A short journey from the lakes takes you to one of the island’s most alluring hot springs, Ponta da Ferraria, which is the only São Miguel hot spring found in the sea. A pink path leads first to a modernist changing hut, then down to a black volcanic beach where a ladder descends into a rock pool. As waves crash into the pool, visitors can hold a rope to steady themselves, enjoying the change in temperature as cold water rushes in to meet the warm.
Looking for the perfect end to a day exploring the west of the island? Visit the small coastal town of Mosteiro to feast on the seafood that São Miguel is famed for. My top tip: always order the octopus.
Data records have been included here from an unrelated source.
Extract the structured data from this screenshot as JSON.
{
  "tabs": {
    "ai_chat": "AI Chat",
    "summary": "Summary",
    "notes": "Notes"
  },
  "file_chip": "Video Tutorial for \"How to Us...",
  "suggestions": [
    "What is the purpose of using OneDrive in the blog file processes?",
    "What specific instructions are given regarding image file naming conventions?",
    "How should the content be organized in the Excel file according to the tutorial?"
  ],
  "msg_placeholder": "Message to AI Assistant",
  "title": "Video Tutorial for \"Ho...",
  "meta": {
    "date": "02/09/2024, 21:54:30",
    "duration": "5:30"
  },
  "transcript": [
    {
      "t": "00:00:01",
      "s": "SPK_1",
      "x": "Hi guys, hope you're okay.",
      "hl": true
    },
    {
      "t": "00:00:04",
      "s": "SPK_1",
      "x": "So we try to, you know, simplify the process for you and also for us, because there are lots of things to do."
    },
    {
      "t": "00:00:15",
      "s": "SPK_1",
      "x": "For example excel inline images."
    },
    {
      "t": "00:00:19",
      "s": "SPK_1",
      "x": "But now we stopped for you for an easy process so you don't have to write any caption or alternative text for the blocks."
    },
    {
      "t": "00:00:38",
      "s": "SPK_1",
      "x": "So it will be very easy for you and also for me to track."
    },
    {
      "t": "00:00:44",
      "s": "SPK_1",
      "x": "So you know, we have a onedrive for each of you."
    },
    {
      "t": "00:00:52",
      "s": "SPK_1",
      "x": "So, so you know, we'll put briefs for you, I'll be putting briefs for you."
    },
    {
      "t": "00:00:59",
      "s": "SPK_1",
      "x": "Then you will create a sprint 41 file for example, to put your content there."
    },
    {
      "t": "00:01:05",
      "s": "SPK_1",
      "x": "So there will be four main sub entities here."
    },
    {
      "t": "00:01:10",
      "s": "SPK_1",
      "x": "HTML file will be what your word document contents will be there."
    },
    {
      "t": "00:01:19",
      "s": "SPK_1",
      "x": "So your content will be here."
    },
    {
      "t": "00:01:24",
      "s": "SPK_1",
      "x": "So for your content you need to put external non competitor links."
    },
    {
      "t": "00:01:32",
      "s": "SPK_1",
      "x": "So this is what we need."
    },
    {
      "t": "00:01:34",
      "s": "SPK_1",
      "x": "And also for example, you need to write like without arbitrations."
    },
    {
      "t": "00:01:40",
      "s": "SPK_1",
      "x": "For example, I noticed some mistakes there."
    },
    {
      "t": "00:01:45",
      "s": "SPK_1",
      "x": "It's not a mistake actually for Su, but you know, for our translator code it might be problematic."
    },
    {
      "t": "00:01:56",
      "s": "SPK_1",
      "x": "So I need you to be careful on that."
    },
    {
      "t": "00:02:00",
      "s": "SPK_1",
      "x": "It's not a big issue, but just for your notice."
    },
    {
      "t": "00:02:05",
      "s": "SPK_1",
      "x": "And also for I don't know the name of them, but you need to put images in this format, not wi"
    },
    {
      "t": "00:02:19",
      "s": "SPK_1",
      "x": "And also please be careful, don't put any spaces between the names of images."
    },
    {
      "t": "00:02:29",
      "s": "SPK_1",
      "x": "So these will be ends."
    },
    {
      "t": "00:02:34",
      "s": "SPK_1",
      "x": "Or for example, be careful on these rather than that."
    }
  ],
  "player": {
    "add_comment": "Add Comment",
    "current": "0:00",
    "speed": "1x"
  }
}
We also make a stop at Furnas, a geothermal town situated inside a volcanic crater. There are two areas boasting hot springs here – Poça da Dona Beija offers a series of small, relaxing natural jacuzzis, but it’s Parque Terra Nostra that shouldn’t be missed. Situated inside these majestic tropical gardens is a huge yellow-hued geothermal lake perfect for swimming. Furnas also offers a collection of smouldering caldeiras and anyone interested in local cuisine should head to the lake to see how traditional stew is made by burying pots underground for several hours. The earth steams here and the smell of sulphur seems to rise up into the thick mist enveloping the mountains above.
The final hot springs of São Miguel are found at the protected Caldeira Velha, where you must venture along a harrowing road and wander through thick tropical forest to reach the pools. Climb the hill to find a couple of small wooden changing huts before plunging, admiring a small waterfall trickling down from the cliff above.
Across the island lie a network of hiking trails; those that snake along the numerous crater lakes are perhaps the most dramatic but don’t underestimate how strenuous these routes can be. If you prefer to admire the scenery from the comfort of a car, the drive along the coastal road that winds along the east coast is unmissable. Perhaps the most perilous and slowest road to navigate on São Miguel, the views of the ocean and towering cliffs are as dramatic as they get.
How to end a trip to São Miguel? Whale watching was at the top of our agenda but, alas, high winds thwarted our plans. If you visit during calmer weather conditions don’t miss a chance to take to the sea as these Atlantic islands are one of the best places in the world to spot a wide array of cetacean species including sperm whales, blue whales and dolphins. Other highlights for landlubbers include visiting the tea and pineapple and plantations, the latter featuring on almost all of the island’s restaurant menus.
São Miguel is like nowhere else in Europe. Hot springs, luscious forests, towering cliffs, crater lakes, tea plantations and cascading waterfalls all collide to create an otherworldly landscape. My advice? Take a punt on an island not yet on the tourist trail – for there’s something rather magical about having a hot spring in the forest all to yourself.